Model List and Pointers from Grok #

  • facebook/mbart-large-50-many-to-many-mmt (Transformers)
    • Task: Multilingual text translation (e.g., English to Japanese, French to Hindi)
    • Why Fun: Translate text across 50+ languages for global chat or creative writing.
    • Pointers: Use pipeline(“translation”), set torch_dtype=torch.float16, and move to cuda. Limit input length to ~128 tokens to save VRAM.
  • google/owlvit-base-patch32 (Transformers)
    • Task: Open-vocabulary object detection (detect objects in images from text prompts)
    • Why Fun: Identify custom objects in photos (e.g., “red mug” or “striped cat”) interactively.
    • Pointers: Use OwlViTProcessor and OwlViTForObjectDetection. Preprocess images to 512x512, use fp16, and batch size 1.
  • facebook/detr-resnet-50 (Transformers)
    • Task: Object detection in images (bounding boxes and labels)
    • Why Fun: Visualize objects in photos with bounding boxes for interactive analysis.
    • Pointers: Load with DetrForObjectDetection, use fp16, and resize images to 800x600. Install Pillow for visualization.
  • openai/whisper-tiny (Transformers)
    • Task: Automatic speech recognition (transcribe audio to text)
    • Why Fun: Transcribe short audio clips (e.g., movie quotes) in real-time.
    • Pointers: Use pipeline(“automatic-speech-recognition”), set fp16, and ensure audio is 16kHz. Install soundfile for audio input.
  • stabilityai/stable-diffusion-2-1 (Diffusers)
    • Task: Text-to-image generation (high-quality images)
    • Why Fun: Create surreal or artistic images from creative prompts.
    • Pointers: Use StableDiffusionPipeline, enable fp16, set enable_attention_slicing(), and generate 512x512 images with 20-30 steps.
  • CompVis/ldm-super-resolution-4x (Diffusers)
    • Task: Image super-resolution (upscale low-res images)
    • Why Fun: Enhance blurry photos to high resolution for visual demos.
    • Pointers: Load LDMPipeline, use fp16, and input images at 128x128 for 4x upscaling. Install Pillow for image handling.
  • facebook/mms-tts-eng (Transformers)
    • Task: Text-to-speech with a different architecture (MMS vs. SpeechT5)
    • Why Fun: Generate speech with unique voice styles for storytelling.
    • Pointers: Use MMSProcessor and MMSForTextToSpeech, set fp16, and move to cuda. Limit text to ~100 characters.
  • facebook/audioldm-s-full (Diffusers)
    • Task: Text-to-audio generation (sound effects or ambient sounds)
    • Why Fun: Create soundscapes (e.g., “rainforest at night”) for immersive demos.
    • Pointers: Use AudioLDMPipeline, enable fp16, set num_inference_steps=50, and generate 5-10s clips. Install soundfile.
  • distilbert-base-uncased-finetuned-sst-2-english (Transformers)
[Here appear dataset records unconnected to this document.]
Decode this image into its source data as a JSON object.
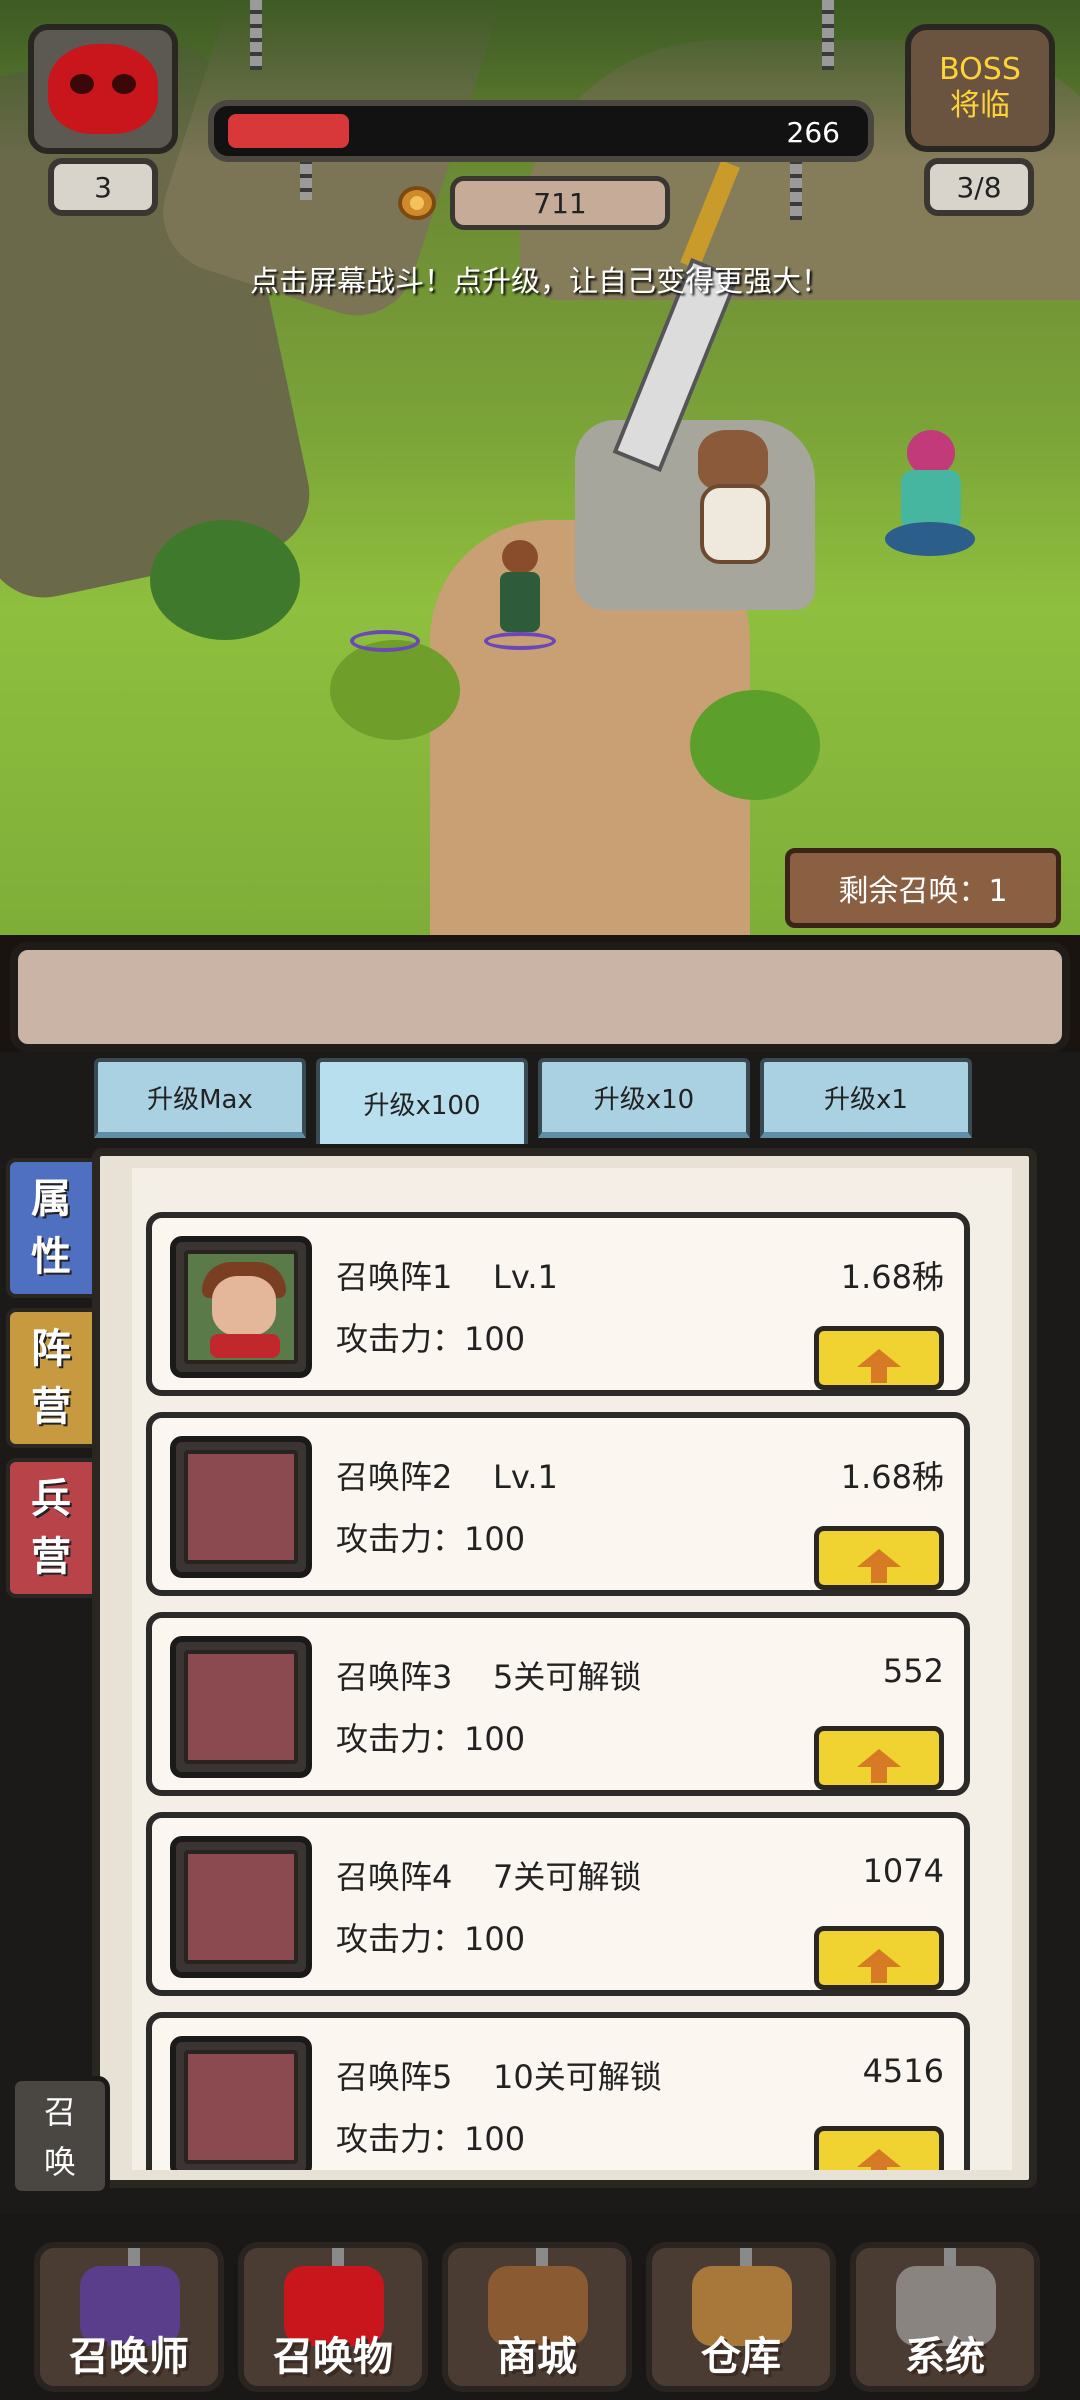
{
  "hud": {
    "level": "3",
    "hp_value": "266",
    "hp_ratio": 0.19,
    "coins": "711",
    "boss_line1": "BOSS",
    "boss_line2": "将临",
    "stage_progress": "3/8",
    "hint": "点击屏幕战斗！点升级，让自己变得更强大！",
    "summon_remaining": "剩余召唤：1"
  },
  "tabs": [
    {
      "label": "升级Max"
    },
    {
      "label": "升级x100",
      "active": true
    },
    {
      "label": "升级x10"
    },
    {
      "label": "升级x1"
    }
  ],
  "side_tabs": [
    {
      "line1": "属",
      "line2": "性"
    },
    {
      "line1": "阵",
      "line2": "营"
    },
    {
      "line1": "兵",
      "line2": "营"
    }
  ],
  "summon_side": {
    "line1": "召",
    "line2": "唤"
  },
  "cards": [
    {
      "title": "召唤阵1    Lv.1",
      "attack": "攻击力：100",
      "cost": "1.68秭"
    },
    {
      "title": "召唤阵2    Lv.1",
      "attack": "攻击力：100",
      "cost": "1.68秭"
    },
    {
      "title": "召唤阵3    5关可解锁",
      "attack": "攻击力：100",
      "cost": "552"
    },
    {
      "title": "召唤阵4    7关可解锁",
      "attack": "攻击力：100",
      "cost": "1074"
    },
    {
      "title": "召唤阵5    10关可解锁",
      "attack": "攻击力：100",
      "cost": "4516"
    }
  ],
  "nav": [
    {
      "label": "召唤师",
      "icon": "summoner-hat-icon"
    },
    {
      "label": "召唤物",
      "icon": "skull-icon"
    },
    {
      "label": "商城",
      "icon": "treasure-chest-icon"
    },
    {
      "label": "仓库",
      "icon": "backpack-icon"
    },
    {
      "label": "系统",
      "icon": "gear-icon"
    }
  ],
  "colors": {
    "hp": "#d9383b",
    "boss_text": "#ffd23a",
    "upgrade_button": "#f0d330",
    "tab": "#a9d1e2"
  }
}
    • Task: Zero-shot text classification (custom labels)
    • Why Fun: Classify text with user-defined labels (e.g., “funny” vs. “serious”) for creative analysis.
    • Pointers: Use pipeline(“zero-shot-classification”), set fp16, and limit input to ~128 tokens.
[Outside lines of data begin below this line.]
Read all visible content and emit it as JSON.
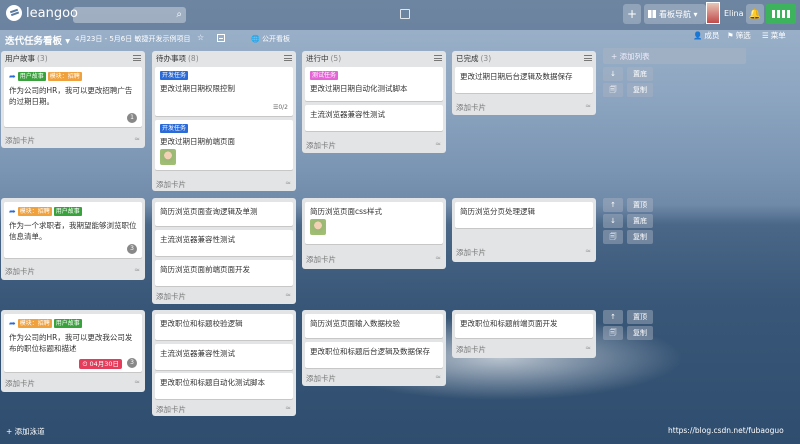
{
  "app": {
    "logo_text": "leangoo"
  },
  "topbar": {
    "add_label": "+",
    "board_nav_label": "看板导航 ▾",
    "user_name": "Elina"
  },
  "board": {
    "title": "迭代任务看板 ▾",
    "date_range": "4月23日 - 5月6日",
    "description": "敏捷开发示例项目",
    "public_label": "公开看板",
    "members_label": "成员",
    "filter_label": "筛选",
    "menu_label": "菜单"
  },
  "lists": {
    "stories": {
      "title": "用户故事",
      "count": "(3)"
    },
    "todo": {
      "title": "待办事项",
      "count": "(8)"
    },
    "doing": {
      "title": "进行中",
      "count": "(5)"
    },
    "done": {
      "title": "已完成",
      "count": "(3)"
    }
  },
  "add_list_label": "+ 添加列表",
  "add_card_label": "添加卡片",
  "add_lane_label": "+ 添加泳道",
  "actions": {
    "bottom": "置底",
    "top": "置顶",
    "copy": "复制"
  },
  "tags": {
    "user_story": "用户故事",
    "module_recruit": "模块：招聘",
    "dev_task": "开发任务",
    "test_task": "测试任务"
  },
  "lanes": [
    {
      "story": {
        "text": "作为公司的HR，我可以更改招聘广告的过期日期。",
        "badge": "1"
      },
      "todo": [
        {
          "text": "更改过期日期权限控制",
          "checklist": "0/2"
        },
        {
          "text": "更改过期日期前端页面"
        }
      ],
      "doing": [
        {
          "text": "更改过期日期自动化测试脚本"
        },
        {
          "text": "主流浏览器兼容性测试"
        }
      ],
      "done": [
        {
          "text": "更改过期日期后台逻辑及数据保存"
        }
      ]
    },
    {
      "story": {
        "text": "作为一个求职者，我期望能够浏览职位信息清单。",
        "badge": "3"
      },
      "todo": [
        {
          "text": "简历浏览页面查询逻辑及单测"
        },
        {
          "text": "主流浏览器兼容性测试"
        },
        {
          "text": "简历浏览页面前端页面开发"
        }
      ],
      "doing": [
        {
          "text": "简历浏览页面css样式"
        }
      ],
      "done": [
        {
          "text": "简历浏览分页处理逻辑"
        }
      ]
    },
    {
      "story": {
        "text": "作为公司的HR，我可以更改我公司发布的职位标题和描述",
        "badge": "3",
        "due": "04月30日"
      },
      "todo": [
        {
          "text": "更改职位和标题校验逻辑"
        },
        {
          "text": "主流浏览器兼容性测试"
        },
        {
          "text": "更改职位和标题自动化测试脚本"
        }
      ],
      "doing": [
        {
          "text": "简历浏览页面输入数据校验"
        },
        {
          "text": "更改职位和标题后台逻辑及数据保存"
        }
      ],
      "done": [
        {
          "text": "更改职位和标题前端页面开发"
        }
      ]
    }
  ],
  "watermark": "https://blog.csdn.net/fubaoguo"
}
  • facebook/nougat-base (Transformers)
    • Task: Optical character recognition (OCR) for scanned documents
    • Why Fun: Extract text from images of books or handwritten notes.
    • Pointers: Use NougatProcessor and NougatForConditionalGeneration, preprocess images to 896x672, and use fp16.
  • facebook/dino-v2-small (Transformers)
    • Task: Image feature extraction (similarity search or clustering)
    • Why Fun: Compare images for similarity (e.g., group vacation photos) interactively.
    • Pointers: Load Dinov2Model, use fp16, and preprocess images to 224x224. Install scikit-learn for clustering.
  • facebook/hubert-base-ls960 (Transformers)
    • Task: Speech emotion recognition (classify emotions in audio)
    • Why Fun: Detect emotions in voice clips for interactive psychology demos.
    • Pointers: Use HubertForSequenceClassification, fine-tuned for emotion, set fp16, and ensure 16kHz audio input.